Hrishikesh Kulkarni MD, MSCI, from the Division of Pulmonary and Critical Care Medicine recently had two manuscripts published in Science Immunology and a Phase 3 clinical Trial on complement inhibition in COVID-19 in the Lancet Respiratory Medicine.
Lung epithelial cell–derived C3 protects against pneumonia-induced lung injury
The complement cascade is made up of innate immune defense proteins that protect the host against pathogenic microorganisms. The activities of C3, a central component of the cascade, is mainly attributed to circulating C3 synthesized by the liver. Using mouse models and human specimens, the Kulkarni Lab and their collaborators demonstrated that local C3 protein production in the lung is a key host defense mechanism and is upregulated during infection.
Additionally, it plays a critical role in the protection against cell death caused by Pseudomonas aeruginosa pneumonia. This is a change in the thought process in the field, as although complement proteins primarily operate in the circulation, the work demonstrates in vivo relevance at tissue sites such as the lungs, where our body interacts with the environment.
Intravenous ravulizumab in mechanically ventilated patients hospitalised with severe COVID-19: a phase 3, multicentre, open-label, randomised controlled trial
This work also has potential application to the results from a recently published multicenter Phase III study in severe SARS-CoV-2 infection. The Kulkarni Lab had previously shown that complement activation is distinctively higher in patients with severe COVID-19. Hence, they participated in a multicenter Phase III study using ravulizumab, a C5 inhibitor, in critically ill patients with SARS-CoV-2 infection.
The study showed no difference in overall survival at day 29 between patients receiving ravulizumab plus basic supportive care (BSC), and those receiving BSC. The safety profile of ravulizumab was consistent with that observed in the post-marketing setting and in clinical studies of approved indications.
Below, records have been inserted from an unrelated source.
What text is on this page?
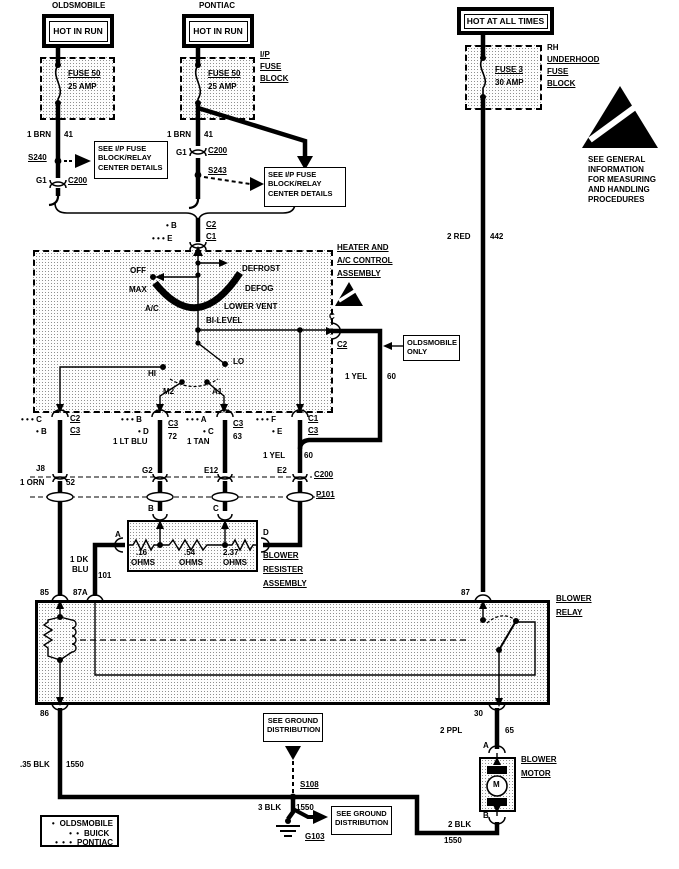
HOT IN RUN	HOT IN RUN
HOT AT ALL TIMES
OLDSMOBILE
FUSE 50
25 AMP
1 BRN 41
S240
G1	C200
SEE I/P FUSE
BLOCK/RELAY
CENTER DETAILS
PONTIAC
FUSE 50
25 AMP
I/P
FUSE
BLOCK
1 BRN 41
G1	C200
S243	SEE I/P FUSE
BLOCK/RELAY
CENTER DETAILS
FUSE 3
30 AMP
RH
UNDERHOOD
FUSE
BLOCK
2 RED 442
SEE GENERAL
INFORMATION
FOR MEASURING
AND HANDLING
PROCEDURES
• B	C2
• • • E	C1
HEATER AND
A/C CONTROL
ASSEMBLY
OFF
MAX
A/C
DEFROST
DEFOG
LOWER VENT
BI-LEVEL
HI
M2	A1
LO
C
C2	OLDSMOBILE
ONLY
1 YEL 60
• • • C	C2
• B	C3
• • • B
• D
C3
72
1 LT BLU
• • • A
• C
C3
63
1 TAN
• • • F
• E
C1
C3
1 YEL 60
J8
1 ORN	52
G2	E12	E2	C200
P101
B	C
A	D
.16
OHMS
.54
OHMS
2.37
OHMS
BLOWER
RESISTER
ASSEMBLY
1 DK
BLU
101
85	87A	87
BLOWER
RELAY
86	30
.35 BLK 1550
SEE GROUND
DISTRIBUTION
S108
3 BLK 1550
G103
SEE GROUND
DISTRIBUTION
2 PPL	65
A
BLOWER
MOTOR
M
B
2 BLK
1550
• OLDSMOBILE
• • BUICK
• • • PONTIAC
However, despite the lack of efficacy, the study adds value for future research into complement therapeutics in critical illnesses by showing that systemic complement inhibition can be accomplished in critically ill patients with acute respiratory distress syndrome (ARDS) and sepsis. Putting our basic-translational work into perspective, the results of this study suggest that we may need to investigate the sources of complement proteins and their activity in the lungs as a target to mitigate critical illness. Additionally, the context of the lung injury in terms of the cause and duration is also important to consider when deciding how to best modulate complement to reduce the burden of severe pneumonia.